Nie jest bowiem tak, że jeden i ten sam opis stanu faktycznego zostanie w każdej sprawie potraktowany identycznie. Istotne są bowiem okoliczności zaistniałe przed rozpadem związku małżeńskiego, które miały wpływ na rozkład pożycia, jak również późniejsze zachowanie stron.

Na gruncie takiej tezy pojawia się pytanie, czy małżonek np. zdradzony, będący ofiarą przemocy fizycznej lub psychicznej ( upraszając tzw. małżonek niewinny), może zostać uznany za winnego lub współwinnego rozpadu małżeństwa. Odpowiedzi jak zawsze nie ma jednoznacznej, jednakże orzecznictwo Sądu Najwyższego daje w tym zakresie pewne wytyczne, którymi należy kierować się przy ocenie konkretnego stanu faktycznego.

W pierwszej kolejności trzeba wskazać, że dla rozpatrywania winy małżonka w rozpadzie małżeństwa zasadniczym jest ustalenie, kiedy zupełny rozkład pożycia małżeńskiego stron uzyskał cechy trwałości i jak do niego dochodziło.

W tym kontekście ocenie poddane zostaną również zachowania małżonka tzw. niewinnego ( czyli tego który wnosi o orzeczenie wyłącznej winy rozpadu małżeństwa drugiego małżonka ).
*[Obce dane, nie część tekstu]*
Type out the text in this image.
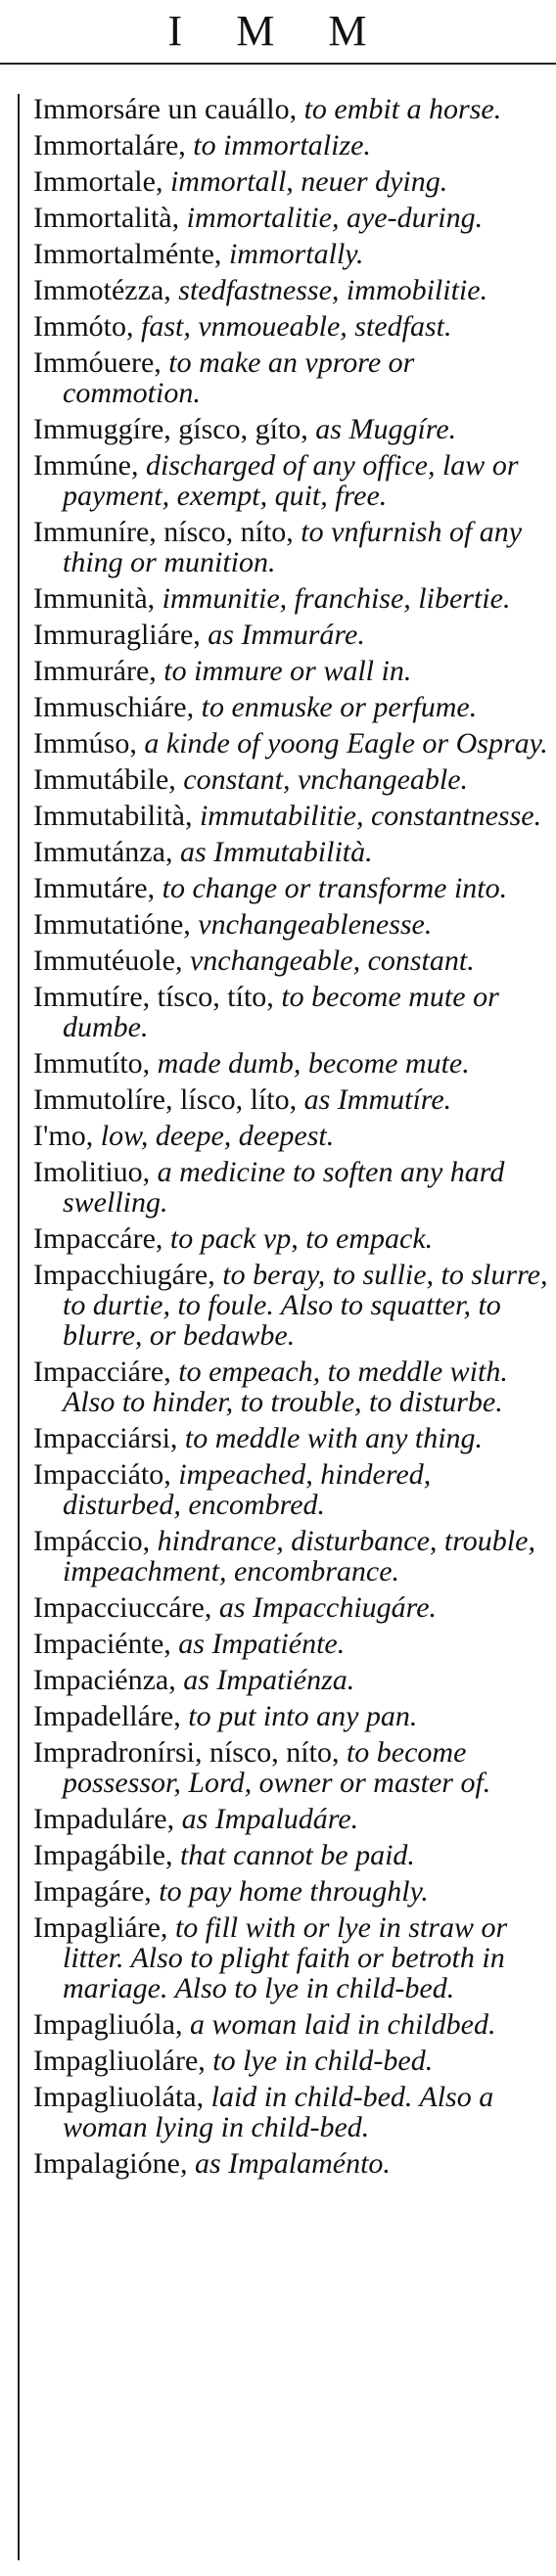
I M M

Immorsáre un cauállo, to embit a horse.

Immortaláre, to immortalize.

Immortale, immortall, neuer dying.

Immortalità, immortalitie, aye-during.

Immortalménte, immortally.

Immotézza, stedfastnesse, immobilitie.

Immóto, fast, vnmoueable, stedfast.

Immóuere, to make an vprore or commotion.

Immuggíre, gísco, gíto, as Muggíre.

Immúne, discharged of any office, law or payment, exempt, quit, free.

Immuníre, nísco, níto, to vnfurnish of any thing or munition.

Immunità, immunitie, franchise, libertie.

Immuragliáre, as Immuráre.

Immuráre, to immure or wall in.

Immuschiáre, to enmuske or perfume.

Immúso, a kinde of yoong Eagle or Ospray.

Immutábile, constant, vnchangeable.

Immutabilità, immutabilitie, constantnesse.

Immutánza, as Immutabilità.

Immutáre, to change or transforme into.

Immutatióne, vnchangeablenesse.

Immutéuole, vnchangeable, constant.

Immutíre, tísco, títo, to become mute or dumbe.

Immutíto, made dumb, become mute.

Immutolíre, lísco, líto, as Immutíre.

I'mo, low, deepe, deepest.

Imolitiuo, a medicine to soften any hard swelling.

Impaccáre, to pack vp, to empack.

Impacchiugáre, to beray, to sullie, to slurre, to durtie, to foule. Also to squatter, to blurre, or bedawbe.

Impacciáre, to empeach, to meddle with. Also to hinder, to trouble, to disturbe.

Impacciársi, to meddle with any thing.

Impacciáto, impeached, hindered, disturbed, encombred.

Impáccio, hindrance, disturbance, trouble, impeachment, encombrance.

Impacciuccáre, as Impacchiugáre.

Impaciénte, as Impatiénte.

Impaciénza, as Impatiénza.

Impadelláre, to put into any pan.

Impradronírsi, nísco, níto, to become possessor, Lord, owner or master of.

Impaduláre, as Impaludáre.

Impagábile, that cannot be paid.

Impagáre, to pay home throughly.

Impagliáre, to fill with or lye in straw or litter. Also to plight faith or betroth in mariage. Also to lye in child-bed.

Impagliuóla, a woman laid in childbed.

Impagliuoláre, to lye in child-bed.

Impagliuoláta, laid in child-bed. Also a woman lying in child-bed.

Impalagióne, as Impalaménto.
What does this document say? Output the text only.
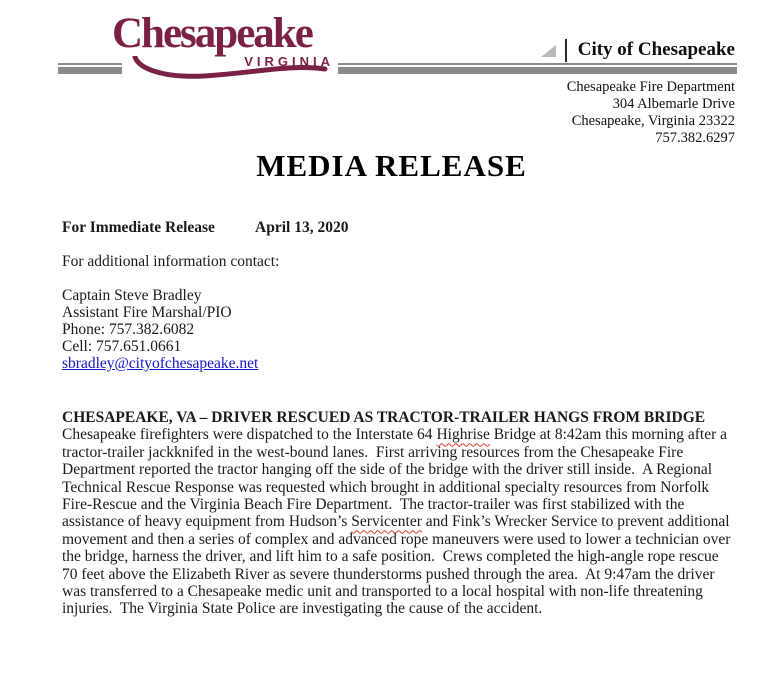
Chesapeake
VIRGINIA
City of Chesapeake
Chesapeake Fire Department
304 Albemarle Drive
Chesapeake, Virginia 23322
757.382.6297
MEDIA RELEASE
For Immediate Release	April 13, 2020

For additional information contact:

Captain Steve Bradley
Assistant Fire Marshal/PIO
Phone: 757.382.6082
Cell: 757.651.0661
sbradley@cityofchesapeake.net

CHESAPEAKE, VA – DRIVER RESCUED AS TRACTOR-TRAILER HANGS FROM BRIDGE

Chesapeake firefighters were dispatched to the Interstate 64 Highrise Bridge at 8:42am this morning after a tractor-trailer jackknifed in the west-bound lanes.  First arriving resources from the Chesapeake Fire Department reported the tractor hanging off the side of the bridge with the driver still inside.  A Regional Technical Rescue Response was requested which brought in additional specialty resources from Norfolk Fire-Rescue and the Virginia Beach Fire Department.  The tractor-trailer was first stabilized with the assistance of heavy equipment from Hudson’s Servicenter and Fink’s Wrecker Service to prevent additional movement and then a series of complex and advanced rope maneuvers were used to lower a technician over the bridge, harness the driver, and lift him to a safe position.  Crews completed the high-angle rope rescue 70 feet above the Elizabeth River as severe thunderstorms pushed through the area.  At 9:47am the driver was transferred to a Chesapeake medic unit and transported to a local hospital with non-life threatening injuries.  The Virginia State Police are investigating the cause of the accident.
Analiza taka będzie oczywiście dokonywana jeżeli drugi z partnerów zwróci uwagę na negatywne zachowanie małżonka skrzywdzonego, a jej celem będzie ustalenie przez sąd czy zachowania niewinnego partnera można uznać za dozwoloną reakcję na informacje o zdradzie (lub o innym zachowaniu w małżeństwie uznawanym za naganne), oraz czy w związku z określoną reakcją można przypisać mu winę w rozkładzie pożycia małżeńskiego.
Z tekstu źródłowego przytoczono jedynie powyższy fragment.